Mi si conceda allora la reminiscenza infantile di certi venerdì santi in cui la televisione cominciava ad amplificare l'enigma di un lutto esibito talora perfino in forme macabre: processioni di incappucciati, penitenti volontari con le schiene e le gambe insanguinate, rappresentazioni iper realistiche dell'agonia di Gesù. Come negare, pur con il dovuto rispetto per la fede, l'effetto vagamente minaccioso che tali manifestazioni potevano esercitare? Forse perché al già terribile dramma della pubblica esecuzione commemorata si sommava implicita l'accusa di deicidio, non ancora contraddetta dal Concilio Vaticano II.

Un mio coetaneo ebreo Stefano Caviglia ha raccontato di recente su “Sette” che per tutta la durata delle preghiere mattutine la maestra gli imponeva di stare con le braccia allargate, a simulare il gesto della crocifissione. Acqua passata, per fortuna.

Ma tuttora chi osserva dall'esterno il ciclo della Pasqua cristiana ha la sensazione che il venerdì della morte dì Dio prevalga nella devozione popolare sulla domenica della sua resurrezione. L'esaltazione del dolore pare sommergere l'idea stessa della redenzione che pure dovrebbe scaturirne. La crocifissione viene celebrata così come esperienza umana. Non a caso gli artisti solo di rado si sono cimentati col Gesù redivivo accanto al sepolcro vuoto, o col Gesù dell’Ascensione.

Prevale nell'iconografia un Gesù sempre più uomo agonizzante sulla croce. Allo stesso modo i fedeli, con lo scorrere dei secoli, si ispirano a un Gesù sempre più uomo.

- E allora di fronte a quello che rischia di configurarsi nella devozione popolare come l'ultimo sacrificio umano, viene da chiedersi se così concepita la passione di Gesù non contraddica la Genesi. Forse che il Signore non aveva fermato la mano di Abramo, pronto a sacrificargli l'unico figlio Isacco? Non aveva imposto il superamento dei sacrifici umani? D'accordo, furono gli uomini, e non certo Dio, a condannare Gesù. Ma poteva Egli desiderare che un uomo, il Cristo debole e sofferente dell’iconografia cattolica del secondo millennio, si immolasse sulla croce? Una Pasqua incentrata sul venerdì santo è una Pasqua che celebra piuttosto il dolore umano che non l'onnipotenza divina. Forse di qui trae origine il turbamento suscitato non dalla dottrina cristiana, ma dalle forme devozionali che storicamente ha assunto.
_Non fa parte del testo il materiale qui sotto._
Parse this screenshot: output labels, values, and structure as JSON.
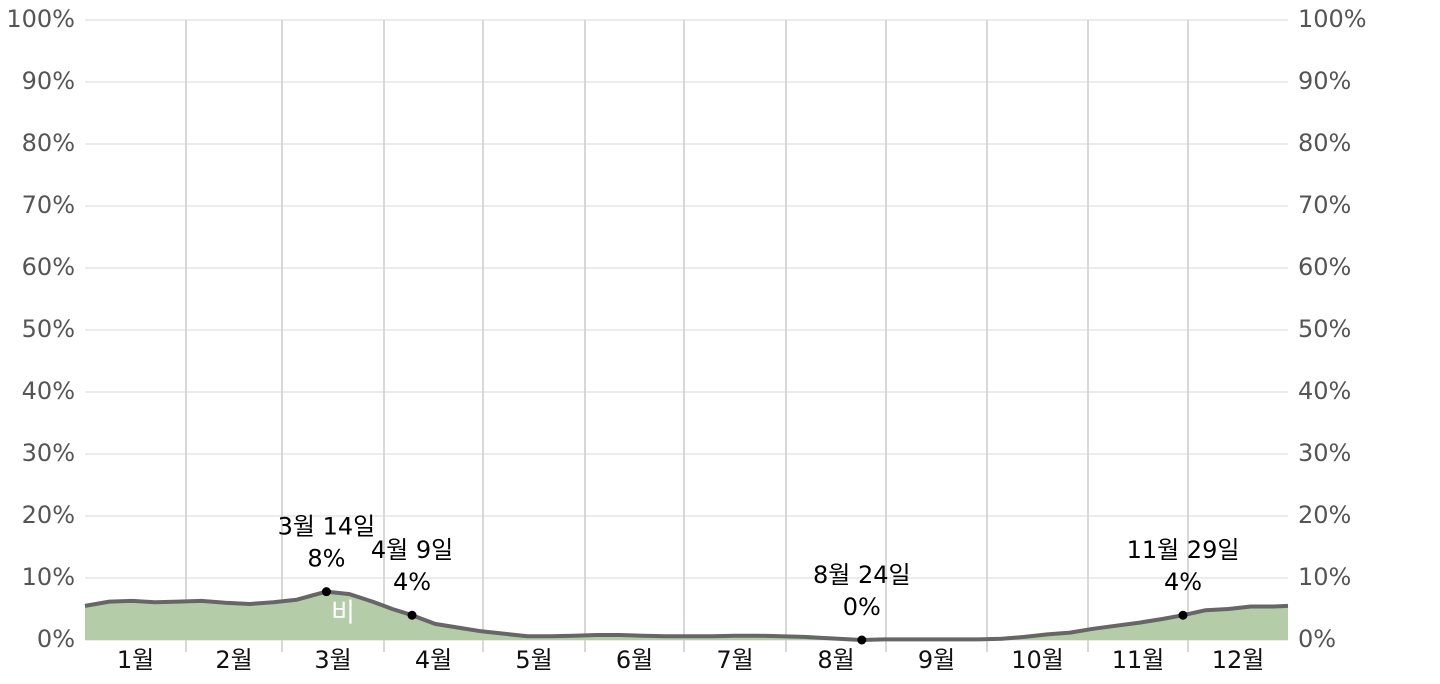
{
  "chart_data": {
    "type": "area",
    "series": [
      {
        "name": "비",
        "color": "#b5cca9",
        "line_color": "#666666",
        "x": [
          "1월 1일",
          "1월 8일",
          "1월 15일",
          "1월 22일",
          "1월 29일",
          "2월 5일",
          "2월 12일",
          "2월 19일",
          "2월 26일",
          "3월 5일",
          "3월 14일",
          "3월 21일",
          "3월 28일",
          "4월 3일",
          "4월 9일",
          "4월 16일",
          "4월 23일",
          "4월 30일",
          "5월 7일",
          "5월 14일",
          "5월 21일",
          "5월 28일",
          "6월 4일",
          "6월 11일",
          "6월 18일",
          "6월 25일",
          "7월 2일",
          "7월 9일",
          "7월 16일",
          "7월 23일",
          "7월 30일",
          "8월 6일",
          "8월 13일",
          "8월 24일",
          "8월 31일",
          "9월 7일",
          "9월 14일",
          "9월 21일",
          "9월 28일",
          "10월 5일",
          "10월 12일",
          "10월 19일",
          "10월 26일",
          "11월 2일",
          "11월 9일",
          "11월 16일",
          "11월 23일",
          "11월 29일",
          "12월 6일",
          "12월 13일",
          "12월 20일",
          "12월 27일",
          "12월 31일"
        ],
        "values": [
          5.5,
          6.2,
          6.3,
          6.1,
          6.2,
          6.3,
          6.0,
          5.8,
          6.1,
          6.5,
          7.8,
          7.4,
          6.2,
          5.0,
          4.0,
          2.6,
          2.0,
          1.4,
          1.0,
          0.6,
          0.6,
          0.7,
          0.8,
          0.8,
          0.7,
          0.6,
          0.6,
          0.6,
          0.7,
          0.7,
          0.6,
          0.5,
          0.3,
          0.0,
          0.1,
          0.1,
          0.1,
          0.1,
          0.1,
          0.2,
          0.5,
          0.9,
          1.2,
          1.8,
          2.3,
          2.8,
          3.4,
          4.0,
          4.8,
          5.0,
          5.4,
          5.4,
          5.5
        ]
      }
    ],
    "months": [
      "1월",
      "2월",
      "3월",
      "4월",
      "5월",
      "6월",
      "7월",
      "8월",
      "9월",
      "10월",
      "11월",
      "12월"
    ],
    "y_ticks": [
      "0%",
      "10%",
      "20%",
      "30%",
      "40%",
      "50%",
      "60%",
      "70%",
      "80%",
      "90%",
      "100%"
    ],
    "ylim": [
      0,
      100
    ],
    "grid": true,
    "annotations": [
      {
        "date": "3월 14일",
        "value_label": "8%",
        "value": 7.8
      },
      {
        "date": "4월 9일",
        "value_label": "4%",
        "value": 4.0
      },
      {
        "date": "8월 24일",
        "value_label": "0%",
        "value": 0.0
      },
      {
        "date": "11월 29일",
        "value_label": "4%",
        "value": 4.0
      }
    ],
    "series_label": "비"
  }
}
- Come è noto la croce sarebbe divenuta emblema fondamentale della fede cristiana e dell'impero romano nel 340, per opera di Costantino. E' allora che s'impone come simbolo universale di una religione destinata a diffondersi nei cinque continenti e a proporsi come civiltà mondiale.

Il sacro legno diviene cioè al tempo stesso oggetto di adorazione e vessillo alternativo. Un simbolo d'amore supremo impiegato però anche in battaglia contro altri popoli, altre fedi altre civiltà. Non è fuori luogo ricordare l'ambivalenza della croce proprio nel giorno in cui si celebra il suo significato originario. Tale ambivalenza, infatti, racchiude in sé il dolore del mondo, il bene e il male supremi. Per questo nel venerdì santo hanno potuto convivere preghiera appassionata e minacciosa inquietudine.